Cheese and bacon twisties

I’m being very lazy and am simply posting food pictures.  I think this might be a theme for the next few days!

This was my take on Lorraine Pascale’s recipe for the twisties.  I love her shows and her books!  I love how to recipes are simple, quick to make and they turn out well.  The recipes are very easy to follow.

Now these twisties were very easy to make and were very easy to eat!

Cheese and Bacon Twisties

Yelly Eats

Fast food: Tomato and Mozzarella Tart

All throughout the day I was dreading going home and making supper.  I wasn’t really in the mindset to make anything.  But I was encouraged (quite gently but very effectively) to make something out of the puff pastry that was languishing in the fridge.  And so, the tomato and mozzarella tart was born.

I will be the first to admit that even though cheese isn’t my best friend, I would very gladly devour mozzarella di bufala and suffer the consequences later and I LOVE TOMATOES.  So a caprese salad would be my best friend.  But since I did have puff pastry (and inspired by the continuous sightings of the Jus-Rol Janet advert on telly), I thought a caprese salad in a tart would be a good thing!

It was quick, easy, and relatively painless!

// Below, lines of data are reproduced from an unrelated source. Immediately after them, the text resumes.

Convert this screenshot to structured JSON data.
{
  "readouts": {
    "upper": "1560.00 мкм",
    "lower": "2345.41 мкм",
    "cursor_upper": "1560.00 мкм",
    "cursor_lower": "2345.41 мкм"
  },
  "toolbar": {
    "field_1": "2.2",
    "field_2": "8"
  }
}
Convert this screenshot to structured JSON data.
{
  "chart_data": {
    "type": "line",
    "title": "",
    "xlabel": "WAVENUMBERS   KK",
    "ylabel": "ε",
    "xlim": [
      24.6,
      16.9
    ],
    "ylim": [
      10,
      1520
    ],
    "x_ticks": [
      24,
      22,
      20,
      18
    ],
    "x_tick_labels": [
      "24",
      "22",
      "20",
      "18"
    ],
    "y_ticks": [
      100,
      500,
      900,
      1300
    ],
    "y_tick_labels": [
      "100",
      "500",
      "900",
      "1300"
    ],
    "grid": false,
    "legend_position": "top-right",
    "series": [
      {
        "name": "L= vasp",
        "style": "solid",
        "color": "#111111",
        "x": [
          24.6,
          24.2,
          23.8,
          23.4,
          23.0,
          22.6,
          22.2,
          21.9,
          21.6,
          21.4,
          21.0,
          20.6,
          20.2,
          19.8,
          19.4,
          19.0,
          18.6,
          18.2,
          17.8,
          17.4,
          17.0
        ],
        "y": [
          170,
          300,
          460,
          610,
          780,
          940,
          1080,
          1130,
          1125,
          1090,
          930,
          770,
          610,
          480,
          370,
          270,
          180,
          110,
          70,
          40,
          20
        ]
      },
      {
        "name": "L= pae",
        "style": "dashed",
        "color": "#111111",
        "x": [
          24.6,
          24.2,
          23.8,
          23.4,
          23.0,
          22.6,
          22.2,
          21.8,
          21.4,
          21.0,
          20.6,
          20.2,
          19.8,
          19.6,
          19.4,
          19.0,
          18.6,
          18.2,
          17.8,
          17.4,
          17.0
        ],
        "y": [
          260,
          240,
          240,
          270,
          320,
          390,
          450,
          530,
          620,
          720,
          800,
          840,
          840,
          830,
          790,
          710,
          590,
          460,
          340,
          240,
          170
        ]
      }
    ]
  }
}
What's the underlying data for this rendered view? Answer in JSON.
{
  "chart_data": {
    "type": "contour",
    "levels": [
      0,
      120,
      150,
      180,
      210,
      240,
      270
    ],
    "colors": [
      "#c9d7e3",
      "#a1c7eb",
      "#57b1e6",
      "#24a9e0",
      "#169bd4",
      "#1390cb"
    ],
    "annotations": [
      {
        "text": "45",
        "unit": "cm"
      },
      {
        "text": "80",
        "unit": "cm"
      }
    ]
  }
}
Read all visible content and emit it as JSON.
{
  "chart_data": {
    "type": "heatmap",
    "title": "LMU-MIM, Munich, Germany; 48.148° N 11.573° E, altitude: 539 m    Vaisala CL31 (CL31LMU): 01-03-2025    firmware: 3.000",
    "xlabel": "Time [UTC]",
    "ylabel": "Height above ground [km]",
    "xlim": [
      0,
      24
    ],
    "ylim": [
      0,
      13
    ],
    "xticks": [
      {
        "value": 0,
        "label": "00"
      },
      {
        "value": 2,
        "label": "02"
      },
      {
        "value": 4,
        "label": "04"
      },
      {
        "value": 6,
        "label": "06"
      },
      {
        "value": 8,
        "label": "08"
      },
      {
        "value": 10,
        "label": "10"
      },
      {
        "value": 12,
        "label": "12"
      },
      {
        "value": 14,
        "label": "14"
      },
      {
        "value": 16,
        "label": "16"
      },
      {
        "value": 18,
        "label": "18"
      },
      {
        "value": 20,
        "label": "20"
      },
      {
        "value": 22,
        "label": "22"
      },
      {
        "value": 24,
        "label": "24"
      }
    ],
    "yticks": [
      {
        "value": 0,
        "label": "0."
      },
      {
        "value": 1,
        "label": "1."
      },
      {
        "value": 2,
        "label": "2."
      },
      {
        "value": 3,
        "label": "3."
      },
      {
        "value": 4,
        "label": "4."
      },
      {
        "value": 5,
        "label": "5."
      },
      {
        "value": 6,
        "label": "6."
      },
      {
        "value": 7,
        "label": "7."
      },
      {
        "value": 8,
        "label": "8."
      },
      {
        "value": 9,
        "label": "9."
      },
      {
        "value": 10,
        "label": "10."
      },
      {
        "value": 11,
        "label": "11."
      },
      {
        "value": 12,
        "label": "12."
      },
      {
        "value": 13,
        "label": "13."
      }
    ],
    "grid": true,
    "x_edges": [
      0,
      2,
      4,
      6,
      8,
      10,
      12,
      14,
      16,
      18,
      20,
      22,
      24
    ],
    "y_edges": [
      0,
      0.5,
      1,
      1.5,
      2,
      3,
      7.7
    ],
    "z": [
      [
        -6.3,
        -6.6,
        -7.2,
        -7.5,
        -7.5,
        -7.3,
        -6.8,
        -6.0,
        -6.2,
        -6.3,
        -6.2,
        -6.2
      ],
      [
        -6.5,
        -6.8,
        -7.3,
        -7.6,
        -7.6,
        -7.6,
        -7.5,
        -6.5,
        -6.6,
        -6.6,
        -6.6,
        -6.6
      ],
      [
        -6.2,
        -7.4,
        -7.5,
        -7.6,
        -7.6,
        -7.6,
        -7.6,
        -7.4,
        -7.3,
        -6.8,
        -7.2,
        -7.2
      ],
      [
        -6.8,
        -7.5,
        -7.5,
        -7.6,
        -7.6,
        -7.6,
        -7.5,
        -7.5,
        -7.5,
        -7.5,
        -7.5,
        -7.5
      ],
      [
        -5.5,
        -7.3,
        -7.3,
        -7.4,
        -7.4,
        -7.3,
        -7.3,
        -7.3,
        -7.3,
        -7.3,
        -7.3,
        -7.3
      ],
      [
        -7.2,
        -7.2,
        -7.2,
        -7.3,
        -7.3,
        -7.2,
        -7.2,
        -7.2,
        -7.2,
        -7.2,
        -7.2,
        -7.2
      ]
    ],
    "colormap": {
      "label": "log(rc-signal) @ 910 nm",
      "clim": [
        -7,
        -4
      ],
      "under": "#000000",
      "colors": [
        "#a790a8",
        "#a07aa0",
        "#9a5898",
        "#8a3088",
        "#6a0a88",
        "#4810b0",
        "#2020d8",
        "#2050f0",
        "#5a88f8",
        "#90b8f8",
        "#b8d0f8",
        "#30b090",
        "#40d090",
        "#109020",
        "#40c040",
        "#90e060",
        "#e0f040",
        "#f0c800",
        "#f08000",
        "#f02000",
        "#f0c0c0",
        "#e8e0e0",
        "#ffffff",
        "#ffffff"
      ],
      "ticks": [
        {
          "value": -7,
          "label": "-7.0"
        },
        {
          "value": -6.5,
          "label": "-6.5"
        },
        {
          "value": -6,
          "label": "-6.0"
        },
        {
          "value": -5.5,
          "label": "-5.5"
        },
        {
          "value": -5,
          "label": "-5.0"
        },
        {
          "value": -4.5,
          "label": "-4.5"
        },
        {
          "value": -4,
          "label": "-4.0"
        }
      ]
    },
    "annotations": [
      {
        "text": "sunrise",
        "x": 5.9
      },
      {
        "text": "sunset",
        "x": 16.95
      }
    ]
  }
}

250g puff pastry (the best you can buy)
2 medium salad onions cut into half moons
150g fresh mozzarella, cut into half moons
2 tablespoons tomato paste
1 teaspoon pesto
1/2 teaspoon salt
1/2 teaspoon garlic granules
1/2 teaspoon pepper
1/2 teaspoon sugar
1/2 teaspoon dried oregano


  1. Preheat the oven to 200C
  2. Unwrap the pastry and roll it out.  You need only 250 grams of it, so you’ll have to cut out, roughly a 10″x10″ square.  On the pastry sheet, trace a 9″x9″ frame in it  with a knife or a spatula so that there is a border (for lack of a better way to describe it!)and in pierce the pastry with a fork.
  3. In a small bowl, mix the tomato paste, pest, salt, sugar, garlic, and pepper until well-combined.
  4. Spread the tomato mixture inside the 9″x9″ frame you traced as evenly as possible.  Then arrange the mozzarella and tomato slices as desired within the frame.  Sprinkle the dried oregano on the tomato and mozzarella slices.
  5. Bake in the oven for 20-25 minutes until the pastry has risen and is golden brown.
  6. This will serve 4 or a greedy 2.